$ cabal run bench:Prelude.Serial # run selected
$ cabal run bench:Prelude.Serial -- --help # help on arguments
$ cabal run bench:Prelude.Serial -- --stdev 100000 # specify arguments
$ cabal run bench:Prelude.Serial --flag fusion-plugin # with fusion-plugin
$ cabal build bench:Prelude.Serial # build selected
$ cabal build --enable-benchmarks streamly-benchmarks # build all
$ cabal build --enable-benchmarks all # build all, alternate method
$ cabal build --flag "-opt" ... # disable optimization, faster build
The executable bench-runner
is the top level driver for
running benchmarks. It runs the requested benchmarks and then creates a
report from the results using the bench-show
package.
IMPORTANT NOTE: The first time you run this executable it may take a long
time because it has to build the bench-report
executable which has a
lot of dependencies.
You can install it once in the root of the repository and use it multiple times.
You can use cabal.project.report
to install bench-runner like so:
$ cabal install bench-runner --project-file=cabal.project.report --installdir=./ --overwrite-policy=always
$ ./bench-runner <bench-runner-args>
If you're using nix, you can install bench-runner like so:
$ cd benchmark/bench-runner
$ nix-shell --run 'cabal install bench-runner --installdir=../../ --overwrite-policy=always'
$ cd ../../
$ ./bench-runner <bench-runner-args>
You can run the bench-runner
without installing, like so:
$ cabal run bench-runner --project-file=cabal.project.report -- <bench-runner-args>
Assuming bench-runner
is the executable. You can replace ./bench-runner
with
cabal run bench-runner --project-file=cabal.project.report --
Note, you need to pass two mandatory arguments to bench-runner,
package-version
and package-name
. For the streamly-benchmarks package, pass
these as below:
bin/bench-runner --package-version 0.0.0 --package-name streamly-benchmarks
Useful commands:
$ ./bench-runner --help
$ ./bench-runner --quick # run all the benchmark suites
$ ./bench-runner --targets help # Show available benchmark suites
$ ./bench-runner --targets serial_grp # Run all serial benchmark suites
$ ./bench-runner --targets "Prelude.Serial Data.Parser" # run selected suites
$ ./bench-runner --no-measure # don't run benchmarks just show previous results
# Run all O(1) space complexity benchmarks in `Prelude.Serial` suite
$ ./bench-runner --targets Prelude.Serial --prefix Prelude.Serial/o-1-space
# Run a specific benchmark in `Prelude.Serial` suite
$ ./bench-runner --targets Prelude.Serial --prefix Prelude.Serial/o-1-space.generation.unfoldr
Note: bench-runner
enables fusion-plugin by default.
# Checkout baseline commit
$ ./bench-runner --quick
# Checkout commit with new changes
$ ./bench-runner --quick --append
# To add another result to comparisons just repeat the above command on
# desired commit
# To display the current results without running the benchmarks.

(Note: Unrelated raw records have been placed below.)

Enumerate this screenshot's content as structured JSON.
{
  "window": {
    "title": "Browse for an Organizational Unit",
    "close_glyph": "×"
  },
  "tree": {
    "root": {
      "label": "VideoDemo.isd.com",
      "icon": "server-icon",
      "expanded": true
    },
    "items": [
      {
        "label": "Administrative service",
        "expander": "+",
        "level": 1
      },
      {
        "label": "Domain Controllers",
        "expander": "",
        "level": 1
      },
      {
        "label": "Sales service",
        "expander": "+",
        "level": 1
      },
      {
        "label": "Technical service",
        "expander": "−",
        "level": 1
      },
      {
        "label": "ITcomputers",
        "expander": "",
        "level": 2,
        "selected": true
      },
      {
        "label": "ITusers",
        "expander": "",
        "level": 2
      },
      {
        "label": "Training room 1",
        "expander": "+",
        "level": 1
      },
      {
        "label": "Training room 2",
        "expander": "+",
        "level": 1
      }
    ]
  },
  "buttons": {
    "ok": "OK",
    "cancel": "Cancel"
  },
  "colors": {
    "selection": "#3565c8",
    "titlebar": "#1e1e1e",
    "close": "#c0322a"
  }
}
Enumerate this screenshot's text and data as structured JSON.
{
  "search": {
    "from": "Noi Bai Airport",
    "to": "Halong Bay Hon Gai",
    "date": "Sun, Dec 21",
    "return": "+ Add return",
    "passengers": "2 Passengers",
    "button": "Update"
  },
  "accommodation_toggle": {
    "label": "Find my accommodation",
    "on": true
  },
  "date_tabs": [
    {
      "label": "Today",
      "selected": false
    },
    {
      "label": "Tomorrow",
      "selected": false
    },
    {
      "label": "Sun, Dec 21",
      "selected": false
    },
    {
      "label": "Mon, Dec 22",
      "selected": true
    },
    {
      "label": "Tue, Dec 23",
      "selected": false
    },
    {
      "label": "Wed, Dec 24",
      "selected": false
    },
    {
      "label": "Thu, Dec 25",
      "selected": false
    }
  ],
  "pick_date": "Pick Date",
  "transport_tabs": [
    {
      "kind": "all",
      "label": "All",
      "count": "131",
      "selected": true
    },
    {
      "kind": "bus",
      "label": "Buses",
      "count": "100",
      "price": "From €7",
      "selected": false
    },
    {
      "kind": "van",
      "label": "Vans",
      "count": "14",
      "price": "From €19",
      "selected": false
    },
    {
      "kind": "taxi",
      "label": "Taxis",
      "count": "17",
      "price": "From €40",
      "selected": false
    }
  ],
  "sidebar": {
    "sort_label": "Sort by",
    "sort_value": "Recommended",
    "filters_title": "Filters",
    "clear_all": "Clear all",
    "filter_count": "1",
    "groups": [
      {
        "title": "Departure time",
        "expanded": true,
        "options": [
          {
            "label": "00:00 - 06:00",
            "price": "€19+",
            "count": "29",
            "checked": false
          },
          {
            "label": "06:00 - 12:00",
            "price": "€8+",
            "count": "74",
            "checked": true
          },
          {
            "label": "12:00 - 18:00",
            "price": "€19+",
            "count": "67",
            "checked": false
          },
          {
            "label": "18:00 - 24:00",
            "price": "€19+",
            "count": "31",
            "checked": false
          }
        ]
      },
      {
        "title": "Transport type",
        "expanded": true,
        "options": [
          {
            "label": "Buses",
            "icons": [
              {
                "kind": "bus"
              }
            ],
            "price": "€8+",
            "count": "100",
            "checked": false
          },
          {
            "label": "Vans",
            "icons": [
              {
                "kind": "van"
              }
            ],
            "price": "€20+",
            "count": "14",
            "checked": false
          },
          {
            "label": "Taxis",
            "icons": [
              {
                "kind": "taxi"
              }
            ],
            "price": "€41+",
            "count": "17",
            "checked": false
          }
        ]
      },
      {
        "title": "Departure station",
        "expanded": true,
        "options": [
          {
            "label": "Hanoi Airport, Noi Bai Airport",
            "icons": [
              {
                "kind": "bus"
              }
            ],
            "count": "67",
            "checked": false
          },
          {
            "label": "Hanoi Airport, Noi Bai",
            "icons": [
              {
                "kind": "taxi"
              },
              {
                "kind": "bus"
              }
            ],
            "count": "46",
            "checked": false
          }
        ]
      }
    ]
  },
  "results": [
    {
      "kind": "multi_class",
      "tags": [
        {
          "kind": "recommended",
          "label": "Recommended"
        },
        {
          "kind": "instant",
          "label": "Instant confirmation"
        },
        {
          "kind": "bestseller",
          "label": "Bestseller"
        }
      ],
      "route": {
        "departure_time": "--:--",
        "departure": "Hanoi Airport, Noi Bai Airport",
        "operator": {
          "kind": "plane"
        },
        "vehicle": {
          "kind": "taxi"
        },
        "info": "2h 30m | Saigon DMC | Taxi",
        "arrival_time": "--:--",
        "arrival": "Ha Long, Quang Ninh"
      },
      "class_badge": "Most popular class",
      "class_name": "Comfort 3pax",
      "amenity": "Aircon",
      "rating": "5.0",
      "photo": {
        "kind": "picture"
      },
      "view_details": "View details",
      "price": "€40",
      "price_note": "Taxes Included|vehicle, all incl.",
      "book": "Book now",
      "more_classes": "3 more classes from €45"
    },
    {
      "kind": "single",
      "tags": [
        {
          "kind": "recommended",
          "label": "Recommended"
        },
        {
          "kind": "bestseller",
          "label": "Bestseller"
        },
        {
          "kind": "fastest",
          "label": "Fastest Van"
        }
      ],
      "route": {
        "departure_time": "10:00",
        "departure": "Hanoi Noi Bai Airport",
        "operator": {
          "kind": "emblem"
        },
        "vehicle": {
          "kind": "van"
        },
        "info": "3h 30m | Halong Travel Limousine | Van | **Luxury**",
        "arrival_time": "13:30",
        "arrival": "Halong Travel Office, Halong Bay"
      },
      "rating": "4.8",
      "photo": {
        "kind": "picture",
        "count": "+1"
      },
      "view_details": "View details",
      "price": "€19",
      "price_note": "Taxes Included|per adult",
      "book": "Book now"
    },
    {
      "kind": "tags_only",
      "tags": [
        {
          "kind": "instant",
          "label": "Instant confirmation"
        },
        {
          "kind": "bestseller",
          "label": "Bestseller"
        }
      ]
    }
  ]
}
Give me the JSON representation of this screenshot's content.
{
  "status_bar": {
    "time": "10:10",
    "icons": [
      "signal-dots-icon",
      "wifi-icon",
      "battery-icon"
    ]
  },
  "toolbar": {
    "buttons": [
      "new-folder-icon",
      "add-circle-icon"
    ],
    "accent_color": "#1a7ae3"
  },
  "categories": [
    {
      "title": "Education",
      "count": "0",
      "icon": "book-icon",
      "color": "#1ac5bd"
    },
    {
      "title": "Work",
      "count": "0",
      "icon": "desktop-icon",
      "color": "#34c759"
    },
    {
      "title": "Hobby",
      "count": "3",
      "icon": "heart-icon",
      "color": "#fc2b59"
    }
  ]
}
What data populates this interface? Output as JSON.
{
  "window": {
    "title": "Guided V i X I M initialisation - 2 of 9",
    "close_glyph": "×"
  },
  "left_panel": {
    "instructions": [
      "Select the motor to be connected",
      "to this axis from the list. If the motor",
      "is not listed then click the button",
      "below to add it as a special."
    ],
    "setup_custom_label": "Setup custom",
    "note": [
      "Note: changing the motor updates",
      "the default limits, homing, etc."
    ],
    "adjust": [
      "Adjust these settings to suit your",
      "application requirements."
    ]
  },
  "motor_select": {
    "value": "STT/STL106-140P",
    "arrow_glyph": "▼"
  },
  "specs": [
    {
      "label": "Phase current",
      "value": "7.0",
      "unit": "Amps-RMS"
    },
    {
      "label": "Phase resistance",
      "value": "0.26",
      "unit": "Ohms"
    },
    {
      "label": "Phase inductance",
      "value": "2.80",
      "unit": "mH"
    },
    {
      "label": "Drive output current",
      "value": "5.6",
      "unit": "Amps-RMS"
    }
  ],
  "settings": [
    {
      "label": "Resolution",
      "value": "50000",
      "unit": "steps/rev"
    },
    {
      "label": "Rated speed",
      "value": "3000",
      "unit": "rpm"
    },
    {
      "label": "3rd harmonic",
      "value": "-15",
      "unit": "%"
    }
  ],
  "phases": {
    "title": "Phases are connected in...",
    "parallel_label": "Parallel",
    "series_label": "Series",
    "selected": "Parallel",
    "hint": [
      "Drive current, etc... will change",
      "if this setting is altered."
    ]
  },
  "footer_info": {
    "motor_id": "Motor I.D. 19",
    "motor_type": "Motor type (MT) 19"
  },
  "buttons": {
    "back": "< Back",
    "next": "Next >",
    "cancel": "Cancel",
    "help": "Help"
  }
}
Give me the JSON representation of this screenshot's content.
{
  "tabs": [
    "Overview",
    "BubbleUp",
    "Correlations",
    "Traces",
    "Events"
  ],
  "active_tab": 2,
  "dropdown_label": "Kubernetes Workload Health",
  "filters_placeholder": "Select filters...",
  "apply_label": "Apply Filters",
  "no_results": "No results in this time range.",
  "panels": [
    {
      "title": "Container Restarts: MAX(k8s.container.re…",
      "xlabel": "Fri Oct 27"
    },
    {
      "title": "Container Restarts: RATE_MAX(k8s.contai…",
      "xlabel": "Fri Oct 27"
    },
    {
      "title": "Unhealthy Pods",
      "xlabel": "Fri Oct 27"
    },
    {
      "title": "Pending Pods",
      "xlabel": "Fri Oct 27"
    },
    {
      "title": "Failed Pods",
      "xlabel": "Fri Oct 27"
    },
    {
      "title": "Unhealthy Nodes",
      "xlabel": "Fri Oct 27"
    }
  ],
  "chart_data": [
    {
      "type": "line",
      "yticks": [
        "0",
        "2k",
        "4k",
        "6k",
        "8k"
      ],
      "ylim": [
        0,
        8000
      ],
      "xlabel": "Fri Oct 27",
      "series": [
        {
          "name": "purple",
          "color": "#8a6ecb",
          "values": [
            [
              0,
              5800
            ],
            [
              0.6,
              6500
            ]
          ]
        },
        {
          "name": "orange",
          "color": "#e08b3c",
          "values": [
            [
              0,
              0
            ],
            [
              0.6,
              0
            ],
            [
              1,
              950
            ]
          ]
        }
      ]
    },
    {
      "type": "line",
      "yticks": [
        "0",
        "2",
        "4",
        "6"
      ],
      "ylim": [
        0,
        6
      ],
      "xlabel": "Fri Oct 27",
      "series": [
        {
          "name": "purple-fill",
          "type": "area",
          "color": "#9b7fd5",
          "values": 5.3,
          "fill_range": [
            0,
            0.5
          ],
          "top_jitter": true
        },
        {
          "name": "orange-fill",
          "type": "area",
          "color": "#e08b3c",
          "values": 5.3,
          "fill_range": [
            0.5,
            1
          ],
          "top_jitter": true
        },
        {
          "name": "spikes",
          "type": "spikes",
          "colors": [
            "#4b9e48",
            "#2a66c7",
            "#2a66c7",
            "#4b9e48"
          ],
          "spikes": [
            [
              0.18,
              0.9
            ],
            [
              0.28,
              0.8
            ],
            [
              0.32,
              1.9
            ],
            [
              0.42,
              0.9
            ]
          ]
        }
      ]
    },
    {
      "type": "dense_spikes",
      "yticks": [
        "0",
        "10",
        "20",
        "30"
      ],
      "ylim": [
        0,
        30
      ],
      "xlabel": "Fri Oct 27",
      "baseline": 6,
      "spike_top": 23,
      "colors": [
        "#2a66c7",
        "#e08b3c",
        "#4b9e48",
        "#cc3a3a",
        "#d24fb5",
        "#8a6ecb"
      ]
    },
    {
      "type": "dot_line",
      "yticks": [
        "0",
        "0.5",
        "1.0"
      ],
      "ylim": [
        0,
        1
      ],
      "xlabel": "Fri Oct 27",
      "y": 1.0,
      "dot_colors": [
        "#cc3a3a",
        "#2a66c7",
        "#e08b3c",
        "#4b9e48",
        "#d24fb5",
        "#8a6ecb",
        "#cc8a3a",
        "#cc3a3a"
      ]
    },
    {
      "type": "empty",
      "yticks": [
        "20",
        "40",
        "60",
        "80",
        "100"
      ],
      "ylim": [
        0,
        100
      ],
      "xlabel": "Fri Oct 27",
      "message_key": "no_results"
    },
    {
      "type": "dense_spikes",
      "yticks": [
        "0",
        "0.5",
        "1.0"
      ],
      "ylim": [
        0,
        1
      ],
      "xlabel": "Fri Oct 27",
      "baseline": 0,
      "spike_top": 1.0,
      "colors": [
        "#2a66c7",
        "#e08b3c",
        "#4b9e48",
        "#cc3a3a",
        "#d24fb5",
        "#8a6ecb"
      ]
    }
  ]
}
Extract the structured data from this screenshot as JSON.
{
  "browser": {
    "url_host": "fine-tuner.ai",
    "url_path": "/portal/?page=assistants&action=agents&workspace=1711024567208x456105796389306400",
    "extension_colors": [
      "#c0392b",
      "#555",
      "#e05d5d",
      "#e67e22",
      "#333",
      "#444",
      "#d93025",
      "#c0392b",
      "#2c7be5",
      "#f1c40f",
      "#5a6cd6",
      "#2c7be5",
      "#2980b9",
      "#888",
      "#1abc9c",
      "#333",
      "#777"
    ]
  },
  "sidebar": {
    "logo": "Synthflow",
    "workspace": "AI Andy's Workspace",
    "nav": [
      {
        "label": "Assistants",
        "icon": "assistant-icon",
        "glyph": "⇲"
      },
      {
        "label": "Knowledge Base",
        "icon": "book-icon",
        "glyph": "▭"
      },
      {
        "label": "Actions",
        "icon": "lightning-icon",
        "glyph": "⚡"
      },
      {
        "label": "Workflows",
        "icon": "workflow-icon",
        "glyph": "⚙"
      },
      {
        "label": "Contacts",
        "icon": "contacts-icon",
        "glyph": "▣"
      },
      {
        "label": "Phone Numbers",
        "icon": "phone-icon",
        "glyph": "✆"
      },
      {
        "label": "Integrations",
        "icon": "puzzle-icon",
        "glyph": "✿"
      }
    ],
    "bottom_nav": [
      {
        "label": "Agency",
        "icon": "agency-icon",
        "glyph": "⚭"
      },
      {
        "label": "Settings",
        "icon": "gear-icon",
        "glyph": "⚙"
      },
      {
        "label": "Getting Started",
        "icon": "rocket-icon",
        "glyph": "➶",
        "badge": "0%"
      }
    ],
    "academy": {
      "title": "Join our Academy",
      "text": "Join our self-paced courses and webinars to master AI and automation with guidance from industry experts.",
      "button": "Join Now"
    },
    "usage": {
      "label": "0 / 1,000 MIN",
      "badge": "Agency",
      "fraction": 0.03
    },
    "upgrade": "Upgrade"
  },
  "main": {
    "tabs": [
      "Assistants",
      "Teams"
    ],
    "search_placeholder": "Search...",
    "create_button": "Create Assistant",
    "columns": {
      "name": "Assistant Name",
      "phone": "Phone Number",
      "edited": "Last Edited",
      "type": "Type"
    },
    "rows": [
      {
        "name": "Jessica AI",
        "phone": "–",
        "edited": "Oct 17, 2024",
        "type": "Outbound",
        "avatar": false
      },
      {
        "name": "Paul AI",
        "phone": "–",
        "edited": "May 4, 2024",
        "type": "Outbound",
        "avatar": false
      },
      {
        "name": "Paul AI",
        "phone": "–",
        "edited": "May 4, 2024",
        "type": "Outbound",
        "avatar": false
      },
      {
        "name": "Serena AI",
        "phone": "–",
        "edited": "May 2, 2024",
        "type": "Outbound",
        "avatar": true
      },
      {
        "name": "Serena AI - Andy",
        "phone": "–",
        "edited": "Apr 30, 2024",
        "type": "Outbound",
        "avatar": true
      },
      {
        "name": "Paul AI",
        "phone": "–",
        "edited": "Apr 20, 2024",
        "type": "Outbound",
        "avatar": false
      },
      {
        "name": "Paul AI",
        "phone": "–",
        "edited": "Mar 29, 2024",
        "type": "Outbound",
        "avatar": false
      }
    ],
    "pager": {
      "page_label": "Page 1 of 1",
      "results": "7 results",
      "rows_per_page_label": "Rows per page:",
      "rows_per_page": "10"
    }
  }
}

# See "Reporting without measuring" for more info.
$ ./bench-runner --no-measure
First see the available benchmark suites:
$ ./bench-runner --targets help
You will see some benchmark suites end with _cmp
, these are comparison
groups. If you run a comparison group benchmark, comparison of all the
benchmark suites in that group will be shown in the end. For example to compare
all array benchmark suites:
$ ./bench-runner --targets array_cmp
You can use the --no-measure
option to report the already measured results in
the benchmarks results file. A results file may collect an arbitrary number of
results by running with --append
multiple times. Each benchmark has its own
results file, for example the Prelude.Serial
benchmark has the results file at
charts/Prelude.Serial/results.csv
.
You can also manually edit the file to remove a set of results if you like or
to append results from previously saved results or from some other results
file. After editing you can run bench-runner
with the --no-measure
option to
see the reports corresponding to the results.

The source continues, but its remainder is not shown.